The Moose Lodge lounge is rocking. On this recent Saturday night in Whittier, rockabilly culture is alive and well. You know the look: The ladies are in classic polka-dot dresses and signature Bettie Page hair, flirtatiously stirring their drinks. The guys have rolled-up pant cuffs, rolled sleeves, cigarettes and pompadours.
Everyone is dancing to the stand-up bass, drums and reverb guitar in this spacious hall. It's like a scene out of Grease, with one major difference: Nearly everyone here is Latino.
Rockabilly started with Elvis Presley and Johnny Cash in Tennessee and was thought to be mainly the domain of whites. But the culture and the music have exploded in the past decade here in L.A. Why have young Latin kids embraced this music of the Eisenhower age?
Nicholas F. Centino, a writer and doctoral candidate in Chicana and Chicano Studies at UC Santa Barbara, says it's simple: The scene creates an identity for them. Not only is it different from the ranchera music of their parents, it's different from the EDM and Taylor Swift the white kids are listening to. It's something that's all their own, and, despite being more than a half-century old, it feels fresh.

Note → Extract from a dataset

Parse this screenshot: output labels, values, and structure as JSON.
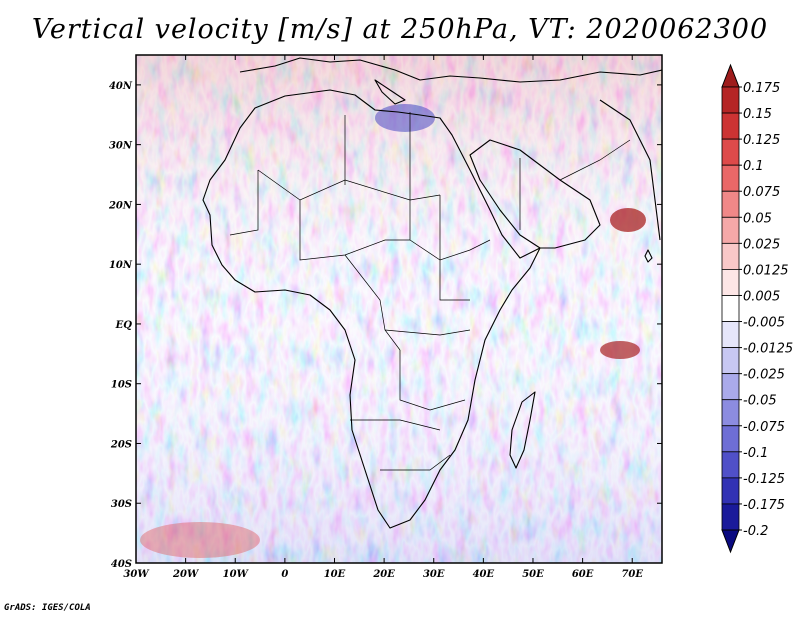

Not only that but, despite popular conceptions, Latinos have been part of the scene all along. "If you look at the history of the genre, you will find that Latinas and Latinos have been die-hard rock & rollers since the early years," Centino says. The most famous, of course, was Ritchie Valens, of "La Bamba" fame. Born in the San Fernando Valley and fond of the pompadour hairstyle, he shortened his name from Valenzuela to Valens to broaden his appeal. Centino calls him, along with Buddy Holly, Elvis Presley and Jerry Lee Lewis, a founder of rockabilly -- hillbilly rock & roll, if you will. (Both Valens and Buddy Holly, while touring together, died in a plane crash in 1959.)
During the '70s and '80s, rockabilly went through a transformation; punk and goth influences changed it from the '50s do-wop sound toward the faster-paced, horror movie-inspired subgenre of psychobilly, led by The Cramps and
The Misfits The Meteors.
After a relative lull, rockabilly and psychobilly have gained speed in the L.A. area. Local indie Wild Records started in 2001 and features mostly Latino musicians. Its artists and others have performed at area rockabilly events including the Rumble on Pine Festival and Ink-N-Iron Festival in Long Beach -- as well as venues like the Moose Lodge, the Five Star and the Airliner -- before primarily Latino audiences. The men (in jean jackets) bring their women (in tight dresses) in their classic throwback cars. Everyone's tattooed from head to toe, smoking and drinking Sailor Jerry's.
"The newness of rockabilly is attractive because it goes against all the social norms of pop culture," says Johnathan Albarran Palomino, guitarist for Long Beach psychobilly band The Gunz, whose members are all in their early 20s. "Punk is getting too old, ska has stagnated, and electro is just a fad."
Rockabilly is a fairly new scene for many here, which is part of the attraction. Of course, at base it's all about the nostalgia, for the era of hot rods, pin-up girls and a Jack Kerouac type of rebellion. It's not Mom nor Dad's music from south of the border; in fact, it's a way to claim Americanness for the next generation, especially during the turbulent battle for immigration reform being fought in national politics.
Then there's the fact that the music is simply raw and energetic. It kicks ass. Bands like The Spoofs or Tres Muertos play with a take-no-prisoners attitude that their grandparents would not have recognized.
Back at the Moose Lodge, paintings of Johnny Cash, Elvis and John Lennon hang on the wall. In a way, this cramped venue feels not unlike an old high school gym where someone like Valens might have performed when he was just starting out. (Minus all the booze and the smell of weed.) The main difference is that the next Valens won't need to change his name to find mass appeal.